In his recent paper "The Superintelligent Will: Motivation and Instrumental Rationality in Advanced Artificial Agents", Nick Bostrom states:

Even an agent that has an apparently very limited final goal, such as “to make 32 paperclips”, could pursue unlimited resource acquisition if there were no relevant cost to the agent of doing so. For example, even after an expected-utility-maximizing agent had built 32 paperclips, it could use some extra resources to verify that it had indeed successfully built 32 paperclips meeting all the specifications (and, if necessary, to take corrective action). After it had done so, it could run another batch of tests to make doubly sure that no mistake had been made. And then it could run another test, and another. The benefits of subsequent tests would be subject to steeply diminishing returns; however, so long as there were no alternative action with a higher expected utility, the agent would keep testing and re-testing (and keep acquiring more resources to enable these tests).

Let us take it on from here.

It is tempting to say that a machine can never halt after achieving its goal because it cannot know with full certainty whether it has achieved its goal; it will continually verify, possibly to increasing degrees of certainty, whether it has achieved its goal, but never halt as such.

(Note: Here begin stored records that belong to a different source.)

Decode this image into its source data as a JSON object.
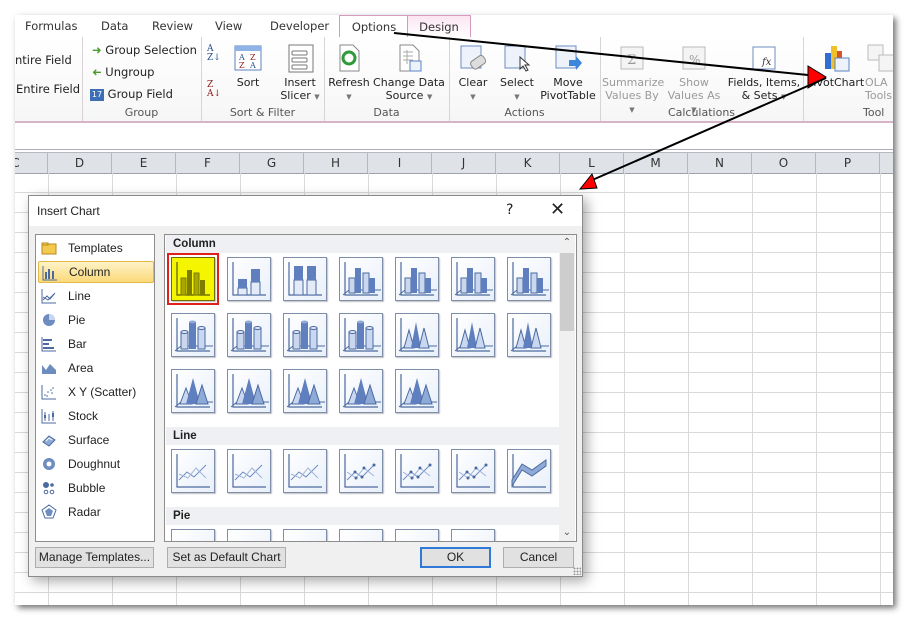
{
  "ribbon": {
    "tabs": [
      "Formulas",
      "Data",
      "Review",
      "View",
      "Developer"
    ],
    "context_tabs": [
      "Options",
      "Design"
    ],
    "active_tab": "Options",
    "groups": {
      "active_field_partial": {
        "expand": "ntire Field",
        "collapse": "Entire Field"
      },
      "group": {
        "label": "Group",
        "group_selection": "Group Selection",
        "ungroup": "Ungroup",
        "group_field": "Group Field"
      },
      "sort_filter": {
        "label": "Sort & Filter",
        "sort": "Sort",
        "insert_slicer_1": "Insert",
        "insert_slicer_2": "Slicer"
      },
      "data": {
        "label": "Data",
        "refresh": "Refresh",
        "change_source_1": "Change Data",
        "change_source_2": "Source"
      },
      "actions": {
        "label": "Actions",
        "clear": "Clear",
        "select": "Select",
        "move_1": "Move",
        "move_2": "PivotTable"
      },
      "calculations": {
        "label": "Calculations",
        "summarize_1": "Summarize",
        "summarize_2": "Values By",
        "show_1": "Show",
        "show_2": "Values As",
        "fields_1": "Fields, Items,",
        "fields_2": "& Sets"
      },
      "tools": {
        "label": "Tool",
        "pivotchart": "PivotChart",
        "olap_1": "OLA",
        "olap_2": "Tools"
      }
    }
  },
  "sheet": {
    "columns": [
      "C",
      "D",
      "E",
      "F",
      "G",
      "H",
      "I",
      "J",
      "K",
      "L",
      "M",
      "N",
      "O",
      "P"
    ]
  },
  "dialog": {
    "title": "Insert Chart",
    "help": "?",
    "close": "✕",
    "categories": [
      {
        "label": "Templates",
        "icon": "folder-icon"
      },
      {
        "label": "Column",
        "icon": "column-chart-icon",
        "selected": true
      },
      {
        "label": "Line",
        "icon": "line-chart-icon"
      },
      {
        "label": "Pie",
        "icon": "pie-chart-icon"
      },
      {
        "label": "Bar",
        "icon": "bar-chart-icon"
      },
      {
        "label": "Area",
        "icon": "area-chart-icon"
      },
      {
        "label": "X Y (Scatter)",
        "icon": "scatter-chart-icon"
      },
      {
        "label": "Stock",
        "icon": "stock-chart-icon"
      },
      {
        "label": "Surface",
        "icon": "surface-chart-icon"
      },
      {
        "label": "Doughnut",
        "icon": "doughnut-chart-icon"
      },
      {
        "label": "Bubble",
        "icon": "bubble-chart-icon"
      },
      {
        "label": "Radar",
        "icon": "radar-chart-icon"
      }
    ],
    "sections": [
      {
        "title": "Column",
        "rows": [
          7,
          7,
          5
        ],
        "kinds": [
          "col",
          "col",
          "col",
          "col3d",
          "col3d",
          "col3d",
          "col3d",
          "cyl",
          "cyl",
          "cyl",
          "cyl",
          "cone",
          "cone",
          "cone",
          "pyr",
          "pyr",
          "pyr",
          "pyr",
          "pyr"
        ]
      },
      {
        "title": "Line",
        "rows": [
          7
        ],
        "kinds": [
          "line",
          "line",
          "line",
          "linem",
          "linem",
          "linem",
          "line3d"
        ]
      },
      {
        "title": "Pie",
        "rows": [
          6
        ],
        "kinds": [
          "pie",
          "pie",
          "pie",
          "pie",
          "pie",
          "pie"
        ]
      }
    ],
    "buttons": {
      "manage_templates": "Manage Templates...",
      "set_default": "Set as Default Chart",
      "ok": "OK",
      "cancel": "Cancel"
    }
  },
  "colors": {
    "selected_thumb": "#f6f500",
    "highlight_border": "#e0201b",
    "annotation_arrow": "#ff0000"
  }
}
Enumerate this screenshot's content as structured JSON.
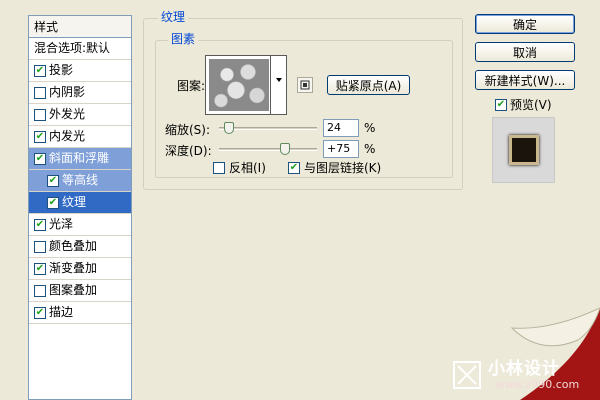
{
  "styles_panel": {
    "header": "样式",
    "items": [
      {
        "label": "混合选项:默认",
        "checkbox": false,
        "checked": false
      },
      {
        "label": "投影",
        "checkbox": true,
        "checked": true
      },
      {
        "label": "内阴影",
        "checkbox": true,
        "checked": false
      },
      {
        "label": "外发光",
        "checkbox": true,
        "checked": false
      },
      {
        "label": "内发光",
        "checkbox": true,
        "checked": true
      },
      {
        "label": "斜面和浮雕",
        "checkbox": true,
        "checked": true
      },
      {
        "label": "等高线",
        "checkbox": true,
        "checked": true
      },
      {
        "label": "纹理",
        "checkbox": true,
        "checked": true
      },
      {
        "label": "光泽",
        "checkbox": true,
        "checked": true
      },
      {
        "label": "颜色叠加",
        "checkbox": true,
        "checked": false
      },
      {
        "label": "渐变叠加",
        "checkbox": true,
        "checked": true
      },
      {
        "label": "图案叠加",
        "checkbox": true,
        "checked": false
      },
      {
        "label": "描边",
        "checkbox": true,
        "checked": true
      }
    ]
  },
  "texture": {
    "group_title": "纹理",
    "subgroup_title": "图素",
    "pattern_label": "图案:",
    "snap_origin_button": "贴紧原点(A)",
    "scale_label": "缩放(S):",
    "scale_value": "24",
    "scale_unit": "%",
    "depth_label": "深度(D):",
    "depth_value": "+75",
    "depth_unit": "%",
    "invert_label": "反相(I)",
    "invert_checked": false,
    "link_label": "与图层链接(K)",
    "link_checked": true
  },
  "actions": {
    "ok": "确定",
    "cancel": "取消",
    "new_style": "新建样式(W)...",
    "preview_label": "预览(V)",
    "preview_checked": true
  },
  "watermark": {
    "brand": "小林设计",
    "url": "www.z990.com"
  },
  "colors": {
    "dialog_bg": "#ece9d8",
    "selection": "#316ac5",
    "group_title": "#0046d5",
    "watermark_red": "#a31515"
  }
}
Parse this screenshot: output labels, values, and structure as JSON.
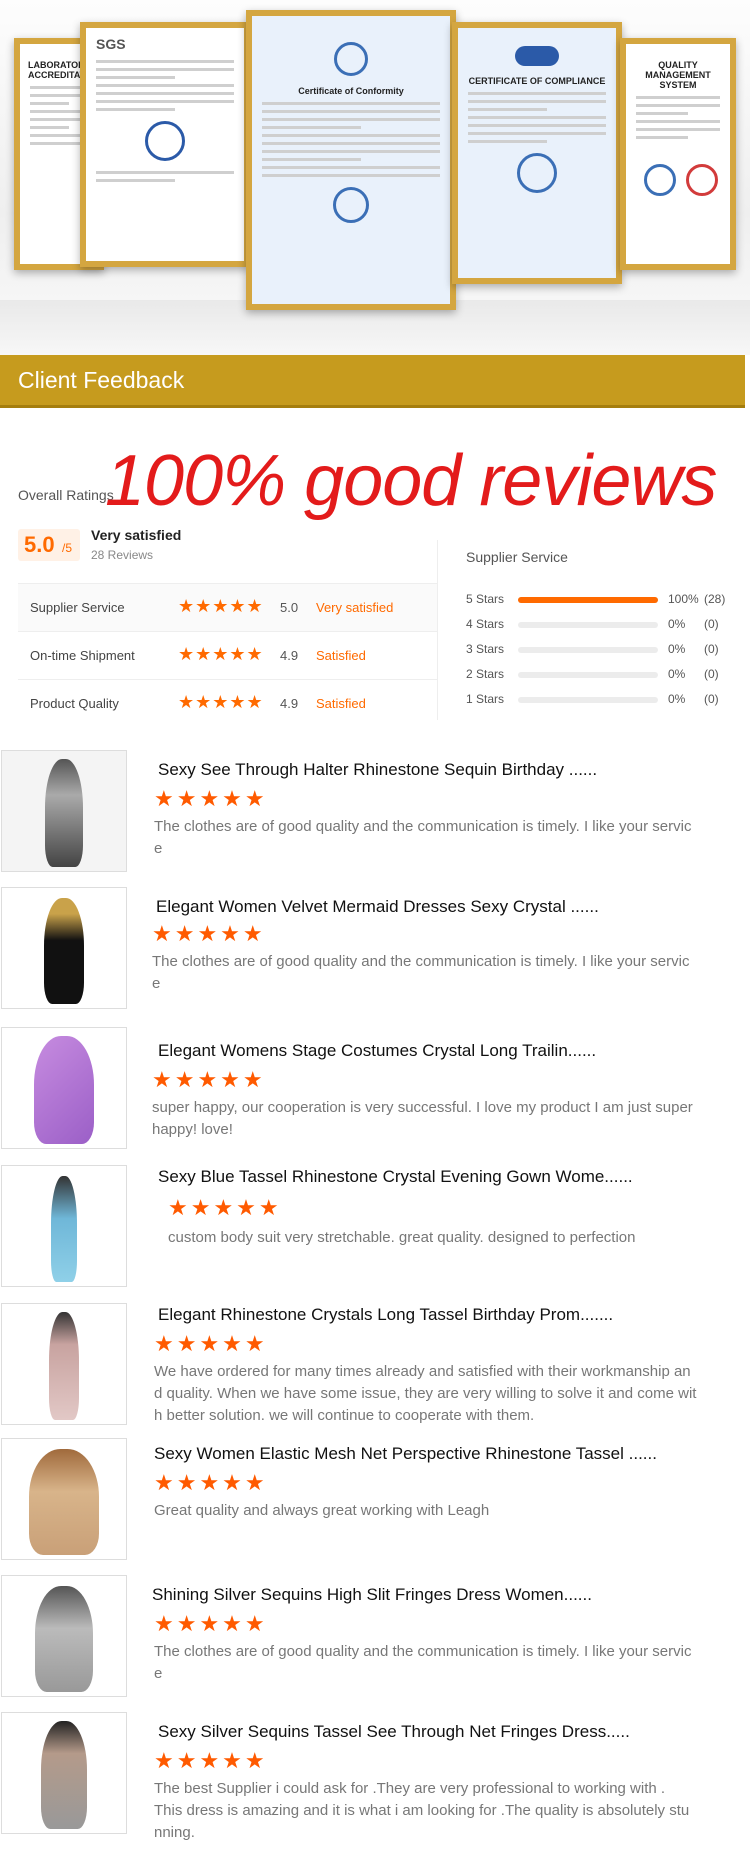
{
  "section_title": "Client Feedback",
  "headline": "100% good reviews",
  "overall": {
    "label": "Overall Ratings",
    "score": "5.0",
    "score_suffix": "/5",
    "summary": "Very satisfied",
    "review_count": "28 Reviews"
  },
  "metrics": [
    {
      "label": "Supplier Service",
      "stars": "★★★★★",
      "value": "5.0",
      "rating_text": "Very satisfied"
    },
    {
      "label": "On-time Shipment",
      "stars": "★★★★★",
      "value": "4.9",
      "rating_text": "Satisfied"
    },
    {
      "label": "Product Quality",
      "stars": "★★★★★",
      "value": "4.9",
      "rating_text": "Satisfied"
    }
  ],
  "distribution": {
    "title": "Supplier Service",
    "rows": [
      {
        "label": "5 Stars",
        "percent": "100%",
        "count": "(28)",
        "fraction": 1.0
      },
      {
        "label": "4 Stars",
        "percent": "0%",
        "count": "(0)",
        "fraction": 0
      },
      {
        "label": "3 Stars",
        "percent": "0%",
        "count": "(0)",
        "fraction": 0
      },
      {
        "label": "2 Stars",
        "percent": "0%",
        "count": "(0)",
        "fraction": 0
      },
      {
        "label": "1 Stars",
        "percent": "0%",
        "count": "(0)",
        "fraction": 0
      }
    ]
  },
  "reviews": [
    {
      "title": "Sexy See Through Halter Rhinestone Sequin Birthday ......",
      "stars": "★★★★★",
      "body": "The clothes are of good quality and the communication is timely. I like your servic\ne"
    },
    {
      "title": "Elegant Women Velvet Mermaid Dresses Sexy Crystal ......",
      "stars": "★★★★★",
      "body": "The clothes are of good quality and the communication is timely. I like your servic\ne"
    },
    {
      "title": "Elegant Womens Stage Costumes Crystal Long Trailin......",
      "stars": "★★★★★",
      "body": "super happy, our cooperation is very successful. I love my product I am just super\nhappy! love!"
    },
    {
      "title": "Sexy Blue Tassel Rhinestone Crystal Evening Gown Wome......",
      "stars": "★★★★★",
      "body": "custom body suit very stretchable. great quality. designed to perfection"
    },
    {
      "title": "Elegant Rhinestone Crystals Long Tassel Birthday Prom.......",
      "stars": "★★★★★",
      "body": "We have ordered for many times already and satisfied with their workmanship an\nd quality. When we have some issue, they are very willing to solve it and come wit\nh better solution. we will continue to cooperate with them."
    },
    {
      "title": "Sexy Women Elastic Mesh Net Perspective Rhinestone Tassel ......",
      "stars": "★★★★★",
      "body": "Great quality and always great working with Leagh"
    },
    {
      "title": "Shining Silver Sequins High Slit Fringes Dress Women......",
      "stars": "★★★★★",
      "body": "The clothes are of good quality and the communication is timely. I like your servic\ne"
    },
    {
      "title": "Sexy Silver Sequins Tassel See Through Net Fringes Dress.....",
      "stars": "★★★★★",
      "body": "The best Supplier i could ask for .They are very professional to working with .\nThis dress is amazing and it is what i am looking for .The quality is absolutely stu\nnning."
    }
  ],
  "certificates": [
    {
      "title": "LABORATORY ACCREDITATION"
    },
    {
      "title": "SGS"
    },
    {
      "title": "Certificate of Conformity"
    },
    {
      "title": "CERTIFICATE OF COMPLIANCE"
    },
    {
      "title": "QUALITY MANAGEMENT SYSTEM"
    }
  ],
  "colors": {
    "accent": "#ff6a00",
    "headline": "#e31b1b",
    "bar": "#c69b1e"
  }
}
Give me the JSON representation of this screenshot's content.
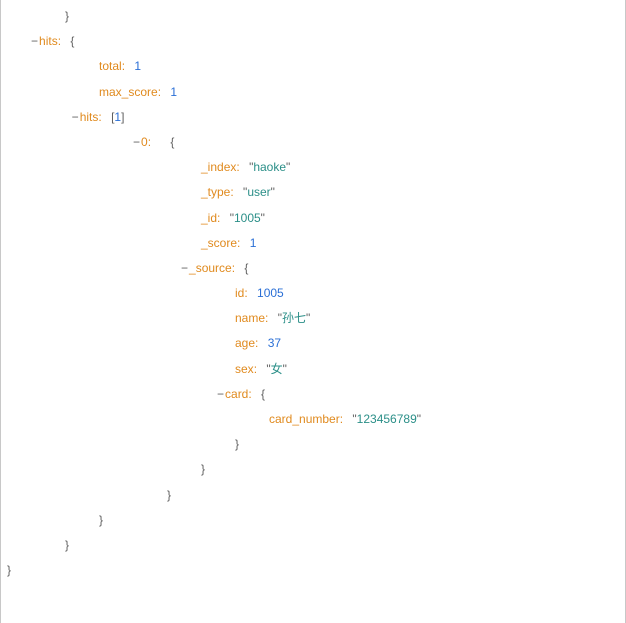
{
  "tree": {
    "close_top": "}",
    "hits_key": "hits",
    "total_key": "total",
    "total_val": "1",
    "max_score_key": "max_score",
    "max_score_val": "1",
    "hits_arr_key": "hits",
    "hits_arr_len": "1",
    "item0_key": "0",
    "index_key": "_index",
    "index_val": "haoke",
    "type_key": "_type",
    "type_val": "user",
    "id_key": "_id",
    "id_val": "1005",
    "score_key": "_score",
    "score_val": "1",
    "source_key": "_source",
    "src_id_key": "id",
    "src_id_val": "1005",
    "src_name_key": "name",
    "src_name_val": "孙七",
    "src_age_key": "age",
    "src_age_val": "37",
    "src_sex_key": "sex",
    "src_sex_val": "女",
    "card_key": "card",
    "card_number_key": "card_number",
    "card_number_val": "123456789"
  },
  "glyph": {
    "toggle_minus": "−",
    "brace_open": "{",
    "brace_close": "}",
    "bracket_open": "[",
    "bracket_close": "]",
    "quote": "\""
  }
}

What if, from a naive goal G, the machine's goal were then redefined as "achieve 'G' with 'p' probability" for some p < 1? It appears this also would not work, given the machine would never be fully certain of being p certain of having achieved G. (and so on...)

Yet one can specify a set of conditions for which a program will terminate, so how is the argument above fallacious?

Solution in ROT13: Va beqre gb unyg fhpu na ntrag qbrfa'g arrq gb *xabj* vg'f c pregnva, vg bayl arrqf gb *or* c pregnva; nf gur pbaqvgvba vf rapbqrq, gur unygvat jvyy or gevttrerq bapr gur ntrag ragref gur fgngr bs c pregnvagl, ertneqyrff bs jurgure vg unf (shyy) xabjyrqtr bs vgf fgngr.